KABUL, Afghanistan - British Prime Minister Gordon Brown said Saturday that his country could send extra troops to Afghanistan under a U.S.-led military surge aimed at stemming terrorism and supporting upcoming Afghan elections.
Brown visited the front line in volatile Helmand province only a day after four British troops were killed in the same region -- one in a roadside bomb and three when a teenage suicide bomber with a bomb hidden in a wheelbarrow blew himself up.
"There is a chain of terror that comes from the Pakistani and Afghan mountains right across Europe and can end up very easily on the streets of Britain," Brown said after he left Camp Bastion in Helmand and travelled to Kabul to see Afghan President Hamid Karzai. "British people are safer today because we have our troops working with the Afghan people to act against terror."

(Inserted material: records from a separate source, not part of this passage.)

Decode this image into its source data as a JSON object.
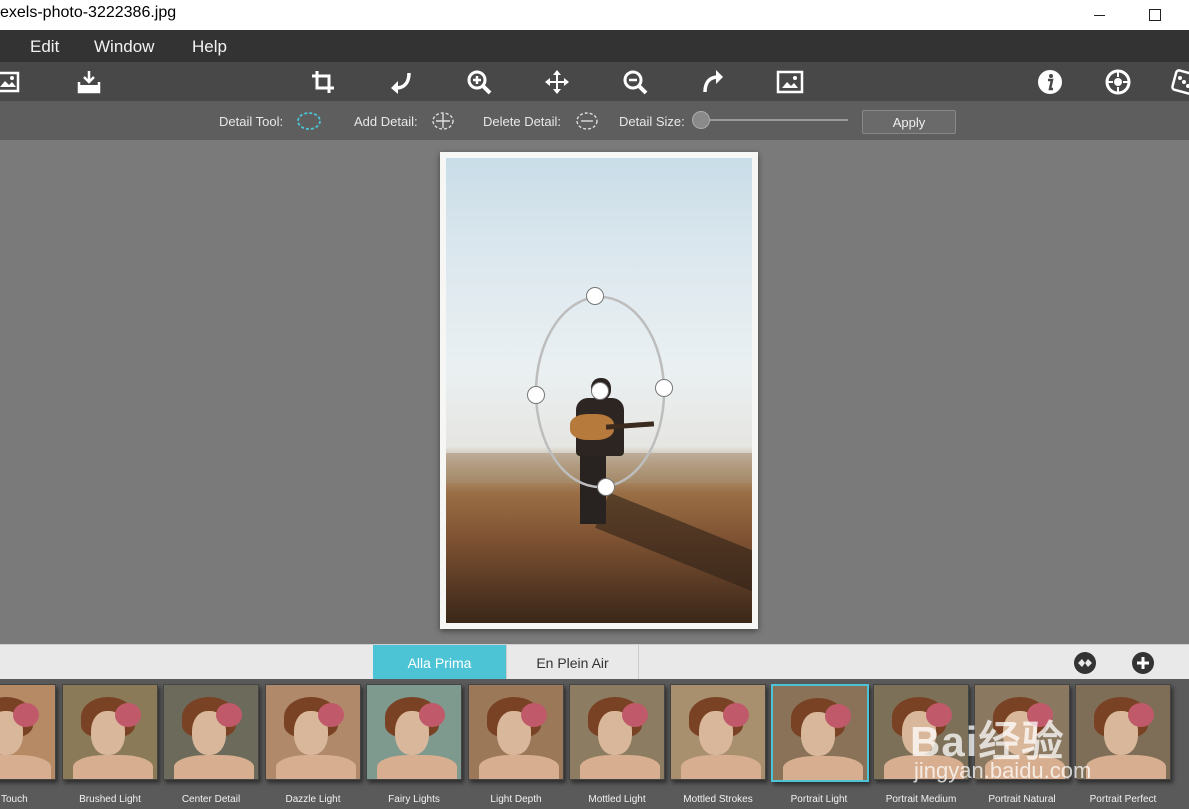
{
  "window": {
    "title": "exels-photo-3222386.jpg",
    "minimize": "—",
    "maximize": "□"
  },
  "menu": {
    "items": [
      "Edit",
      "Window",
      "Help"
    ]
  },
  "toolbar": {
    "icons": [
      "open-image-icon",
      "save-icon",
      "crop-icon",
      "undo-icon",
      "zoom-in-icon",
      "move-icon",
      "zoom-out-icon",
      "redo-icon",
      "image-view-icon",
      "info-icon",
      "settings-icon",
      "extras-icon"
    ]
  },
  "detail": {
    "tool_label": "Detail Tool:",
    "add_label": "Add Detail:",
    "delete_label": "Delete Detail:",
    "size_label": "Detail Size:",
    "apply_label": "Apply",
    "accent": "#4cc4d6",
    "size_value": 0
  },
  "tabs": {
    "items": [
      "Alla Prima",
      "En Plein Air"
    ],
    "active": "Alla Prima",
    "active_color": "#4cc4d6"
  },
  "presets": {
    "items": [
      "tic Touch",
      "Brushed Light",
      "Center Detail",
      "Dazzle Light",
      "Fairy Lights",
      "Light Depth",
      "Mottled Light",
      "Mottled Strokes",
      "Portrait Light",
      "Portrait Medium",
      "Portrait Natural",
      "Portrait Perfect"
    ],
    "selected": "Portrait Light"
  },
  "watermark": {
    "main": "Bai经验",
    "sub": "jingyan.baidu.com"
  }
}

He said that Britain and other NATO allies should support proposals by U.S. president-elect Barack Obama to boost troops numbers but that the burden had to be shared equally.
Brown is scheduled to brief legislators in London on Monday over future plans in Afghanistan and indicated he could authorize the deployment of extra troops. "I have been taking stock, I have been talking to our commanders on the ground," he said, adding that he would make no announcement before addressing the House of Commons.
"It is right that the Americans propose to bring more troops into Afghanistan, but it is also right that the burden-sharing means that others have to do more," Brown said.
Britain has some 8,200 troops in Afghanistan, most of whom are based in Helmand.